The impact of the water crisis was evident in the agricultural sector. Farmer Jarwanto, 45, of Deles subdistrict, Kemalang, said most of the rice plants in his region were currently about a month old so they need plenty of water for their growth.

Due to a shortage of irrigation water, farmers had to queue to get their turns for water from the local irrigation canals.

“Most of the irrigation canals have dried out because of a lack of rainfall so the water flow has to be well managed,” said Jarwanto, adding that local farmers could only irrigate their fields every Thursday and Friday and had to pay Rp 15,000 (US$1.14) to do it.

Moreover, Taryono said some wells belonging to locals still contain water in them, but they could not be used for drinking or cooking because they were smelly and brownish yellow in color.

“The water is dirty.

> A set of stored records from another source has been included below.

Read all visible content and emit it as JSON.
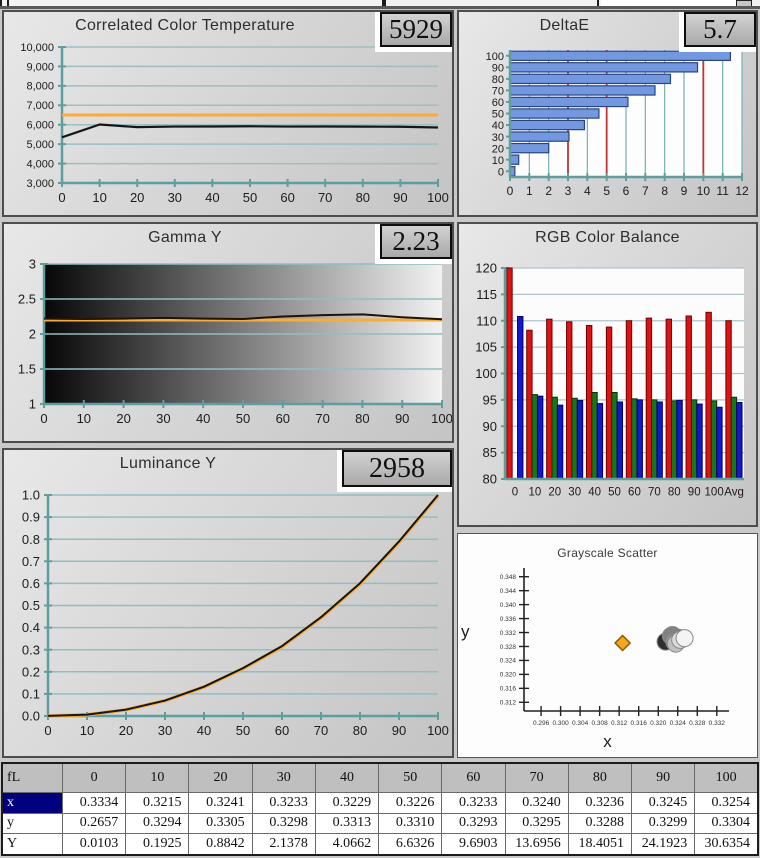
{
  "toolbar": {},
  "chart_data": [
    {
      "id": "cct",
      "type": "line",
      "title": "Correlated Color Temperature",
      "value_box": "5929",
      "x": [
        0,
        10,
        20,
        30,
        40,
        50,
        60,
        70,
        80,
        90,
        100
      ],
      "xticks": [
        0,
        10,
        20,
        30,
        40,
        50,
        60,
        70,
        80,
        90,
        100
      ],
      "xlim": [
        0,
        100
      ],
      "ylim": [
        3000,
        10000
      ],
      "yticks": [
        3000,
        4000,
        5000,
        6000,
        7000,
        8000,
        9000,
        10000
      ],
      "ytick_labels": [
        "3,000",
        "4,000",
        "5,000",
        "6,000",
        "7,000",
        "8,000",
        "9,000",
        "10,000"
      ],
      "grid_color": "#9dbfbf",
      "axis_color": "#5d9e9e",
      "series": [
        {
          "name": "target",
          "color": "#ffab2e",
          "width": 3,
          "values": [
            6500,
            6500,
            6500,
            6500,
            6500,
            6500,
            6500,
            6500,
            6500,
            6500,
            6500
          ]
        },
        {
          "name": "measured",
          "color": "#161616",
          "width": 2.2,
          "values": [
            5350,
            6010,
            5875,
            5905,
            5910,
            5920,
            5905,
            5910,
            5900,
            5895,
            5855
          ]
        }
      ]
    },
    {
      "id": "deltae",
      "type": "hbar",
      "title": "DeltaE",
      "value_box": "5.7",
      "categories": [
        "100",
        "90",
        "80",
        "70",
        "60",
        "50",
        "40",
        "30",
        "20",
        "10",
        "0"
      ],
      "values": [
        11.4,
        9.7,
        8.3,
        7.5,
        6.1,
        4.6,
        3.85,
        3.05,
        2.0,
        0.45,
        0.25
      ],
      "xlim": [
        0,
        12
      ],
      "xticks": [
        0,
        1,
        2,
        3,
        4,
        5,
        6,
        7,
        8,
        9,
        10,
        11,
        12
      ],
      "ref_lines": [
        3,
        5,
        10
      ],
      "ref_color": "#c03636",
      "bar_color": "#7398e2",
      "bar_border": "#2a4480",
      "plot_bg": "#fdfdfd",
      "grid_color": "#76b0b0",
      "axis_color": "#5d9e9e"
    },
    {
      "id": "gamma",
      "type": "line",
      "title": "Gamma Y",
      "value_box": "2.23",
      "x": [
        0,
        10,
        20,
        30,
        40,
        50,
        60,
        70,
        80,
        90,
        100
      ],
      "xticks": [
        0,
        10,
        20,
        30,
        40,
        50,
        60,
        70,
        80,
        90,
        100
      ],
      "xlim": [
        0,
        100
      ],
      "ylim": [
        1,
        3
      ],
      "yticks": [
        1,
        1.5,
        2,
        2.5,
        3
      ],
      "ytick_labels": [
        "1",
        "1.5",
        "2",
        "2.5",
        "3"
      ],
      "grid_color": "#8fc0c0",
      "axis_color": "#5d9e9e",
      "plot_gradient": true,
      "series": [
        {
          "name": "target",
          "color": "#ffab2e",
          "width": 3,
          "values": [
            2.2,
            2.2,
            2.2,
            2.2,
            2.2,
            2.2,
            2.2,
            2.2,
            2.2,
            2.2,
            2.2
          ]
        },
        {
          "name": "measured",
          "color": "#161616",
          "width": 2,
          "values": [
            2.22,
            2.215,
            2.22,
            2.23,
            2.22,
            2.215,
            2.25,
            2.27,
            2.28,
            2.24,
            2.21
          ]
        }
      ]
    },
    {
      "id": "rgb",
      "type": "groupedbar",
      "title": "RGB Color Balance",
      "categories": [
        "0",
        "10",
        "20",
        "30",
        "40",
        "50",
        "60",
        "70",
        "80",
        "90",
        "100",
        "Avg"
      ],
      "ylim": [
        80,
        120
      ],
      "yticks": [
        80,
        85,
        90,
        95,
        100,
        105,
        110,
        115,
        120
      ],
      "grid_color": "#aec4cd",
      "axis_color": "#5d9e9e",
      "plot_bg": "#fcfcfc",
      "series": [
        {
          "name": "red",
          "color": "#dd1212",
          "border": "#6e0000",
          "values": [
            120,
            108.2,
            110.3,
            109.8,
            109.1,
            108.8,
            110.0,
            110.5,
            110.3,
            110.9,
            111.6,
            110.0
          ]
        },
        {
          "name": "green",
          "color": "#177817",
          "border": "#063806",
          "values": [
            null,
            96.0,
            95.5,
            95.3,
            96.4,
            96.4,
            95.2,
            95.0,
            94.8,
            95.0,
            94.8,
            95.5
          ]
        },
        {
          "name": "blue",
          "color": "#1517ce",
          "border": "#000060",
          "values": [
            110.8,
            95.7,
            94.0,
            94.9,
            94.3,
            94.6,
            95.0,
            94.6,
            94.9,
            94.2,
            93.6,
            94.5
          ]
        }
      ]
    },
    {
      "id": "luminance",
      "type": "line",
      "title": "Luminance Y",
      "value_box": "2958",
      "x": [
        0,
        10,
        20,
        30,
        40,
        50,
        60,
        70,
        80,
        90,
        100
      ],
      "xticks": [
        0,
        10,
        20,
        30,
        40,
        50,
        60,
        70,
        80,
        90,
        100
      ],
      "xlim": [
        0,
        100
      ],
      "ylim": [
        0,
        1
      ],
      "yticks": [
        0,
        0.1,
        0.2,
        0.3,
        0.4,
        0.5,
        0.6,
        0.7,
        0.8,
        0.9,
        1.0
      ],
      "ytick_labels": [
        "0.0",
        "0.1",
        "0.2",
        "0.3",
        "0.4",
        "0.5",
        "0.6",
        "0.7",
        "0.8",
        "0.9",
        "1.0"
      ],
      "grid_color": "#8fc0c0",
      "axis_color": "#5d9e9e",
      "series": [
        {
          "name": "target",
          "color": "#ffab2e",
          "width": 3.5,
          "values": [
            0.0,
            0.0058,
            0.028,
            0.069,
            0.131,
            0.214,
            0.313,
            0.444,
            0.597,
            0.786,
            0.996
          ]
        },
        {
          "name": "measured",
          "color": "#161616",
          "width": 2,
          "values": [
            0.0003,
            0.0063,
            0.0289,
            0.0698,
            0.1327,
            0.2165,
            0.3163,
            0.447,
            0.6008,
            0.7897,
            1.0
          ]
        }
      ]
    },
    {
      "id": "scatter",
      "type": "scatter",
      "title": "Grayscale Scatter",
      "xlabel": "x",
      "ylabel": "y",
      "xlim": [
        0.2925,
        0.3345
      ],
      "ylim": [
        0.3095,
        0.3505
      ],
      "xticks": [
        0.296,
        0.3,
        0.304,
        0.308,
        0.312,
        0.316,
        0.32,
        0.324,
        0.328,
        0.332
      ],
      "xtick_labels": [
        "0.296",
        "0.300",
        "0.304",
        "0.308",
        "0.312",
        "0.316",
        "0.320",
        "0.324",
        "0.328",
        "0.332"
      ],
      "yticks": [
        0.312,
        0.316,
        0.32,
        0.324,
        0.328,
        0.332,
        0.336,
        0.34,
        0.344,
        0.348
      ],
      "ytick_labels": [
        "0.312",
        "0.316",
        "0.320",
        "0.324",
        "0.328",
        "0.332",
        "0.336",
        "0.340",
        "0.344",
        "0.348"
      ],
      "axis_color": "#222222",
      "reference": {
        "x": 0.3127,
        "y": 0.329,
        "color": "#f7a51c",
        "border": "#8a5a00"
      },
      "points": [
        {
          "x": 0.3334,
          "y": 0.2657,
          "shade": "#000000"
        },
        {
          "x": 0.3215,
          "y": 0.3294,
          "shade": "#2e2e2e"
        },
        {
          "x": 0.3241,
          "y": 0.3305,
          "shade": "#474747"
        },
        {
          "x": 0.3233,
          "y": 0.3298,
          "shade": "#5a5a5a"
        },
        {
          "x": 0.3229,
          "y": 0.3313,
          "shade": "#6e6e6e"
        },
        {
          "x": 0.3226,
          "y": 0.331,
          "shade": "#828282"
        },
        {
          "x": 0.3233,
          "y": 0.3293,
          "shade": "#969696"
        },
        {
          "x": 0.324,
          "y": 0.3295,
          "shade": "#ababab"
        },
        {
          "x": 0.3236,
          "y": 0.3288,
          "shade": "#c0c0c0"
        },
        {
          "x": 0.3245,
          "y": 0.3299,
          "shade": "#dcdcdc"
        },
        {
          "x": 0.3254,
          "y": 0.3304,
          "shade": "#f4f4f4"
        }
      ]
    }
  ],
  "table": {
    "corner_label": "fL",
    "columns": [
      "0",
      "10",
      "20",
      "30",
      "40",
      "50",
      "60",
      "70",
      "80",
      "90",
      "100"
    ],
    "rows": [
      {
        "label": "x",
        "selected": true,
        "values": [
          "0.3334",
          "0.3215",
          "0.3241",
          "0.3233",
          "0.3229",
          "0.3226",
          "0.3233",
          "0.3240",
          "0.3236",
          "0.3245",
          "0.3254"
        ]
      },
      {
        "label": "y",
        "selected": false,
        "values": [
          "0.2657",
          "0.3294",
          "0.3305",
          "0.3298",
          "0.3313",
          "0.3310",
          "0.3293",
          "0.3295",
          "0.3288",
          "0.3299",
          "0.3304"
        ]
      },
      {
        "label": "Y",
        "selected": false,
        "values": [
          "0.0103",
          "0.1925",
          "0.8842",
          "2.1378",
          "4.0662",
          "6.6326",
          "9.6903",
          "13.6956",
          "18.4051",
          "24.1923",
          "30.6354"
        ]
      }
    ]
  }
}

If we use it to wash white clothes it turns them yellowish,” said Taryono, adding that people mostly used the water to take baths.

To meet with their need for clean water, people have to pay Rp 3,000 for a 20-liter jerrycan that usually lasts for two days, Taryono said.

Based on past experience, he added, people usually had to buy clean water for Rp 150,000 to Rp 200,000 per 5,000-liter tank to meet their needs.

“Usually clean water becomes expensive during the peak dry season, but people have to buy it because they cannot rely on water donations [from the local administration],” Taryono said.

Data at the Klaten Regency Disaster Mitigation Agency (BPBD) showed that 32 subdistricts in five districts in Klaten always experienced drought during dry seasons. Most of them were located in the northern parts of the regency on the slopes of Mount Merapi.

The agency’s prevention and preparedness division head, Joko Rukminto, said that clean water donations had been a way to deal with water scarcity in those regions. He said water had been donated since early July this year.

“At least 60 tanks of water have been sent to the affected regions. Today six more tanks of clean water are going to Kemalang and Cawas,” Joko said, Friday.

He said water that had been dropped off by the BPBD, the regency administration, regency-owned tap water company PDAM and other institutions was only a temporary solution to the recurrent water crisis.

He expressed hope that the regency administration would dig artesian wells or build water reservoirs to deal with the problem.

“Water donations cannot be a permanent solution. There has to be a long term solution, for example, by creating clean water networks from the water resources on Merapi to the people’s residential areas and building lakes or embung,” said Joko, referring to artificial lakes or reservoirs.

Joko, however, predicted that this year’s drought would not be as severe as that of the previous year because of the long rainy season. Still, he said his agency was continuing to take anticipatory measures as necessary.